La conferencia del Onze de Setembre recupera la figura de Elisabet Cristina, esposa de Carlos III

Los ingleses habrían hecho varias películas o series televisivas sobre el personaje de Elisabet Cristina de Brunswick-Wolfenbüttel, la protagonista de la conferencia del Onze de Setembre que ayer pronunció en el Saló de Cent la historiadora Virginia León, una de las grandes especialistas españolas sobre la Guerra de Sucesión.

La vida de esta princesa alemana tiene todos los ingredientes de una superproducción en la que cabría la sofisticada vida palaciega de las grandes cortes europeas del siglo XVIII, el conflicto religioso (nació protestante, pero se convirtió al catolicismo al casarse con el archiduque Carlos en 1708) y, sobre todo, la agitada vida política de una época en la que ella estuvo en el centro del huracán de la Guerra de Sucesión de la corona española, en la que se implicó toda Europa y que tuvo como una de sus grandes víctimas a Cataluña.

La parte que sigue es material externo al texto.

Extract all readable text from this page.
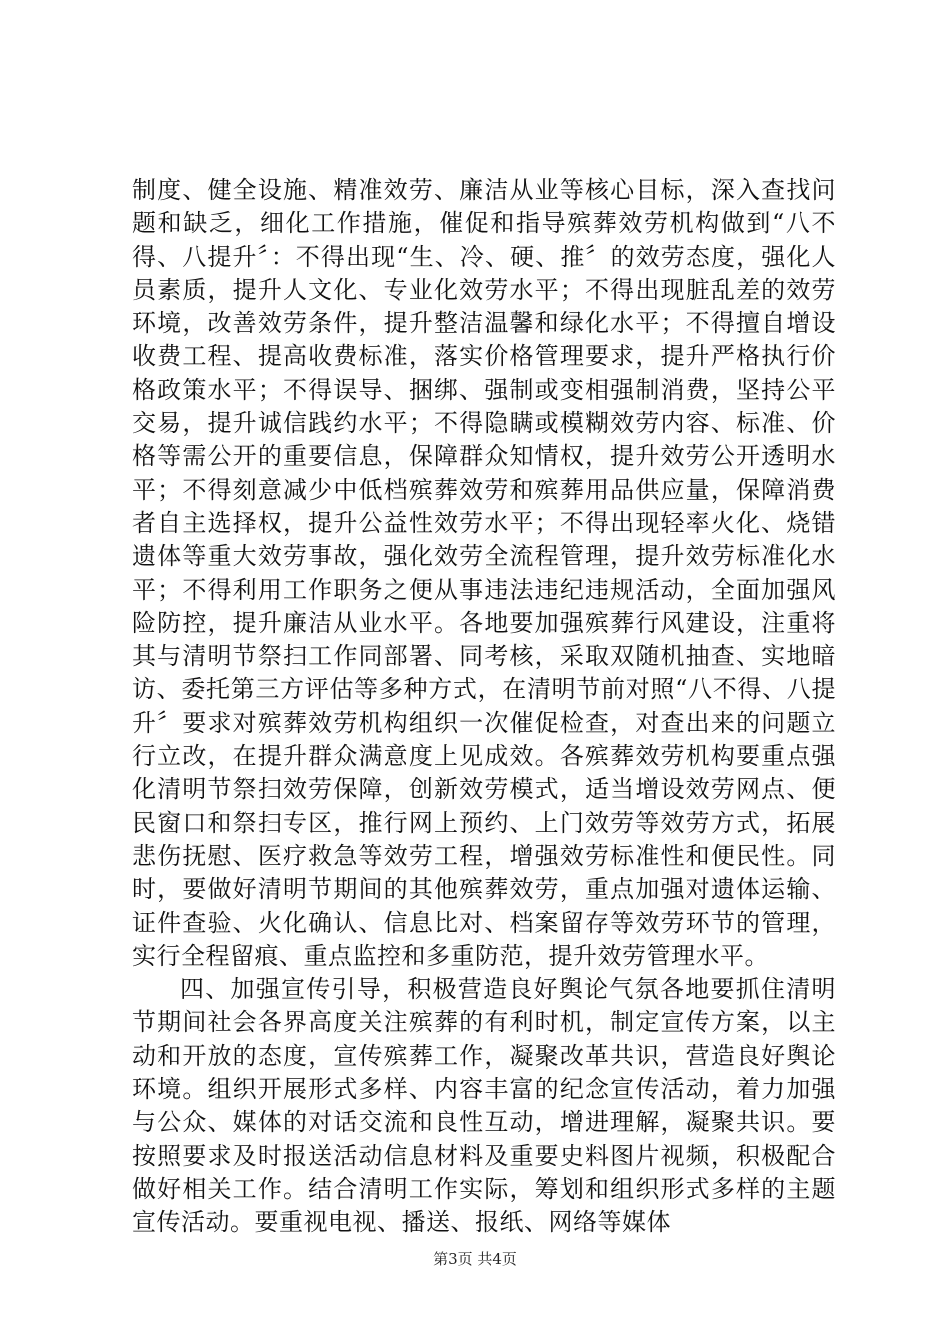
制度、健全设施、精准效劳、廉洁从业等核心目标，深入查找问题和缺乏，细化工作措施，催促和指导殡葬效劳机构做到“八不得、八提升〞：不得出现“生、冷、硬、推〞的效劳态度，强化人员素质，提升人文化、专业化效劳水平；不得出现脏乱差的效劳环境，改善效劳条件，提升整洁温馨和绿化水平；不得擅自增设收费工程、提高收费标准，落实价格管理要求，提升严格执行价格政策水平；不得误导、捆绑、强制或变相强制消费，坚持公平交易，提升诚信践约水平；不得隐瞒或模糊效劳内容、标准、价格等需公开的重要信息，保障群众知情权，提升效劳公开透明水平；不得刻意减少中低档殡葬效劳和殡葬用品供应量，保障消费者自主选择权，提升公益性效劳水平；不得出现轻率火化、烧错遗体等重大效劳事故，强化效劳全流程管理，提升效劳标准化水平；不得利用工作职务之便从事违法违纪违规活动，全面加强风险防控，提升廉洁从业水平。各地要加强殡葬行风建设，注重将其与清明节祭扫工作同部署、同考核，采取双随机抽查、实地暗访、委托第三方评估等多种方式，在清明节前对照“八不得、八提升〞要求对殡葬效劳机构组织一次催促检查，对查出来的问题立行立改，在提升群众满意度上见成效。各殡葬效劳机构要重点强化清明节祭扫效劳保障，创新效劳模式，适当增设效劳网点、便民窗口和祭扫专区，推行网上预约、上门效劳等效劳方式，拓展悲伤抚慰、医疗救急等效劳工程，增强效劳标准性和便民性。同时，要做好清明节期间的其他殡葬效劳，重点加强对遗体运输、证件查验、火化确认、信息比对、档案留存等效劳环节的管理，实行全程留痕、重点监控和多重防范，提升效劳管理水平。

四、加强宣传引导，积极营造良好舆论气氛各地要抓住清明节期间社会各界高度关注殡葬的有利时机，制定宣传方案，以主动和开放的态度，宣传殡葬工作，凝聚改革共识，营造良好舆论环境。组织开展形式多样、内容丰富的纪念宣传活动，着力加强与公众、媒体的对话交流和良性互动，增进理解，凝聚共识。要按照要求及时报送活动信息材料及重要史料图片视频，积极配合做好相关工作。结合清明工作实际，筹划和组织形式多样的主题宣传活动。要重视电视、播送、报纸、网络等媒体

第3页 共4页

Según explicó la profesora de la Complutense de Madrid, Elisabet Cristina reinó desde Barcelona, donde se había instalado la corte austracista, desde 1708 hasta 1713. Su llegada al puerto de Mataró -que celebró su llegada "con fuegos artificiales durante tres días"- abrió un breve periodo de esperanza y optimismo entre los catalanes, confiados aún en que la causa austracista ganaría la guerra. En Barcelona, donde auspició numerosos espectáculos de teatro y ópera dentro de la estrategia de propaganda de la corte, estuvo al mando del país en dos ocasiones. La primera en 1710, cuando durante seis meses fue gobernadora de Cataluña mientras su marido intentaba recuperar el terreno perdido en Castilla. Cuentan las crónicas, explicó León, que "era una idea extendida que las cosas funcionaban mejor cuando ella estaba al frente del gobierno" y que tenía mucha mejor fama entre los catalanes que su esposo. Durante su segundo periodo de regencia, -cuando Carlos III dejó Cataluña en 1711 para convertirse en Viena en el emperador Carlos VI, lo que acabó de sentenciar el final de la guerra y la posterior victoria del borbón Felipe V - gestionó las derrotas y aplacó conspiraciones. Su marcha, el 19 de marzo de 1713, fue la evidencia del "abandono" en el que quedaba Cataluña. En una carta que le mandó al marqués de Rialp, que había sido su principal amigo y consejero en Barcelona, escribió: "Nunca podré amar a otra nación como amo a los catalanes, y lo haré toda mi vida". Podría fantasearse incluso con una historia romántica. ¿Es o no es una película?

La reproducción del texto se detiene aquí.